Folha de S. Paulo


Brasileira supera desconfiança e é 1ª mulher a vencer dupla maratona

Batata. Uma batata, outra batata, mais uma batata e ainda outro pedaço de batata. O tubérculo, singelamente cozido na água e temperado a gosto com pitadas de sal, foi a salvação da lavoura para a jovem Luiza Tobar, que enfrentava complicadíssima indisposição estomacal enquanto disputava a maior competição de sua vida.

Deu certo. Luiza acabou em terceiro lugar no UB 515 Brasil Ultra Thriatlon, um triatlo ultra-anabolizado: o percurso tem 515 quilômetros, divididos em 10 km de natação, 421 km de ciclismo e 84,4 km de corrida (duas maratonas seguidas).

Aos 27 anos, se tornou a primeira mulher na história do ultraman a vencer a etapa de corrida. Não ganhou um tostão furado pela conquista, mas saiu com uma satisfação impagável: "Mostrei para os marmanjos que uma menina sabe correr", disse ela em entrevista à Folha por e-mail desde Campinas, onde mora.

Após dois dias de árdua competição -um de natação e pedal e um dia só de ciclismo-, ela fechou a dupla maratona em 7h45min47.

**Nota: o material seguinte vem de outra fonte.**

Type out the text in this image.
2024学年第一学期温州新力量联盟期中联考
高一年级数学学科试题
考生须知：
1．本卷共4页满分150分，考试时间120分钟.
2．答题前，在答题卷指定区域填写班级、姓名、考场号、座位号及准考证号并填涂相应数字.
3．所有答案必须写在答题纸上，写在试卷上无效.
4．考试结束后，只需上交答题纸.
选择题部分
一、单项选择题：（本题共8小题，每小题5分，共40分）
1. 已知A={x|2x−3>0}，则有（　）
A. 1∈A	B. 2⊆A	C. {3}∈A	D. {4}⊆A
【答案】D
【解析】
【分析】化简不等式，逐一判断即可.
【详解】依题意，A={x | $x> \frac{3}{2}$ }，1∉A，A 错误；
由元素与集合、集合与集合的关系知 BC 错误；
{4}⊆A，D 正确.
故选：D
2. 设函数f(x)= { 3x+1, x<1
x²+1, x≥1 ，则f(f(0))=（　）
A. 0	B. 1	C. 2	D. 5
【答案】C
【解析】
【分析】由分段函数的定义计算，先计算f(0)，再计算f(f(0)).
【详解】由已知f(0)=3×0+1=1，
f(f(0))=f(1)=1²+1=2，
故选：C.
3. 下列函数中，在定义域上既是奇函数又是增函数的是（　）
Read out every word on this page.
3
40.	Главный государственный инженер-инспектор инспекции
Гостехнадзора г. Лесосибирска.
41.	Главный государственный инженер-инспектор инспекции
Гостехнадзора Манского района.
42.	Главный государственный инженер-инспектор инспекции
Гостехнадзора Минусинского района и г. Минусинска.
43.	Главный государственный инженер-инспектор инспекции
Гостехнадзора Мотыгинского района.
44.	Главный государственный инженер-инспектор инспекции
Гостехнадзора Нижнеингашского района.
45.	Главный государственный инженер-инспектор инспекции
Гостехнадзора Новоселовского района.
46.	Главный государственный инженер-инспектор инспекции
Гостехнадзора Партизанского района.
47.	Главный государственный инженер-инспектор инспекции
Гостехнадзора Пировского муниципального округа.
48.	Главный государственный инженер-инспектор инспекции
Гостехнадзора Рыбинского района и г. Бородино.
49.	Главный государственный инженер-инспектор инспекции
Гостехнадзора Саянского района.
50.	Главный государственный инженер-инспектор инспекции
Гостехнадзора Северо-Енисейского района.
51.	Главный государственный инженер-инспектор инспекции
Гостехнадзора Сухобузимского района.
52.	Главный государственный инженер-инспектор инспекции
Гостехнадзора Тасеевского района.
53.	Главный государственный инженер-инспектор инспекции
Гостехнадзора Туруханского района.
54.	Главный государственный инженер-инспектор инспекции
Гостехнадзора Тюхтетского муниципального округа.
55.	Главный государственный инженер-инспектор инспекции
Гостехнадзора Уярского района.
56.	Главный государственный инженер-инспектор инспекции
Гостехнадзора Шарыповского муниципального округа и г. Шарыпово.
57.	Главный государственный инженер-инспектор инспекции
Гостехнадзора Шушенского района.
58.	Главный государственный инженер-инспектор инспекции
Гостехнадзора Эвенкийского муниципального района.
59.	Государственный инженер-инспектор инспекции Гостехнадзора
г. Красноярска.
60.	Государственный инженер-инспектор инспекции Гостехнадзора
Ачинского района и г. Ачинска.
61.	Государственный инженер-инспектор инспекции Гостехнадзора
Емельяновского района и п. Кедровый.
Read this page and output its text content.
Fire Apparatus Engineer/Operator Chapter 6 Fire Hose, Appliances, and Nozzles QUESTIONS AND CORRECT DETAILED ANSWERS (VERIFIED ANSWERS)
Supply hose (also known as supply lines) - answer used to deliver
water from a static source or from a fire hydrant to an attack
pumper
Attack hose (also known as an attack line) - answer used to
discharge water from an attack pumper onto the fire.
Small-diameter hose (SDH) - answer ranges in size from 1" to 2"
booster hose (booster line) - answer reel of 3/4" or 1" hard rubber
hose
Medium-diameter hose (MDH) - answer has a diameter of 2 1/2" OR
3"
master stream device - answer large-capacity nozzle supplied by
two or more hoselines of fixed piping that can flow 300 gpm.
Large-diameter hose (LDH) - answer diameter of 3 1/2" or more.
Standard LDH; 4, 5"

O segundo colocado só foi chegar mais de meia hora depois, o que só aumentou a satisfação da garota, que viu na vitória uma resposta ao machismo e ao preconceito.

"Ao longo dos três dias, em todas as chegadas, percebi de alguns homens certo desrespeito. Eles me julgaram errado. Decerto pensavam que a prova ia me colocar no meu devido lugar. Isso acontece o tempo todo, em todo o lugar. Mas os homens brasileiros são muito machistas e não admitem perder para uma mulher ou sequer chegar perto de uma. Isso é um cenário muito comum pra mim. E foi incrível a lição de humildade que foi dada a eles", disse.

Apesar de nova para competições tão longas, Luiza corre há muitos anos. Desde pequenas, ela e a irmã gêmea, Cintia, foram incentivadas pelos pais a praticar esportes.

"Aos 12 anos, fui para a corrida. Corria com meu pai duas vezes na semana, no parque Taquaral, em Campinas, e aos domingos saíamos da minha casa e íamos até um clube de campo em Souzas. O percurso é de 12 km, com muitas subidas, e até hoje é meu trajeto favorito em Campinas."

As gêmeas nunca mais abandonaram o esporte. Cintia, que mora na Tailândia, onde atua em uma empresa que organiza triatlos, guarda no currículo o recorde feminino na ultramaratona Bertioga-Maresias, prova de 75 km no litoral paulista.

Luiza enveredou por competições que exigem altíssima resistência. Das ultramaratonas, partiu para o triatlo de longa distância. "Fiz meu primeiro Ironman em Floripa, em 2008, e já conquistei a vaga para o Mundial, no Havaí. Logo de cara."

Não parou mais de fazer Ironman, competição que combina 3.800 m de natação, 180 km de ciclismo e uma maratona (42,2 km). Já tem 12 completados, sendo quatro no Mundial -em 2010, foi a quinta colocada em Kona, na sua faixa etária.

Mas Ultraman nunca tinha tentado. Convidada para a prova realizada em abril, no Rio, decidiu aceitar o desafio, apesar das dificuldades que enfrenta para treinar.

"Não tenho patrocínio, apenas apoiadores [treinadores, academia, suplemento alimentar, nutricionista, loja de bike]. Trabalho em uma academia, cuido de casa, estudo e não consigo ter o treinamento apropriado de um profissional. Fora isso, não tenho nenhum retorno financeiro; apenas gastos."

Mas nem de longe pensa em desistir: agora se prepara para mais uma participação no Mundial de Ironman, no Havaí. "O melhor momento do meu dia é o treino", conta Luiza, que alinha assim os seus planos para o futuro:

"Me vejo com 80 anos fazendo Ironman; espero que consiga casar, formar uma família e poder compartilhar com as pessoas aquilo que mais amo: o esporte."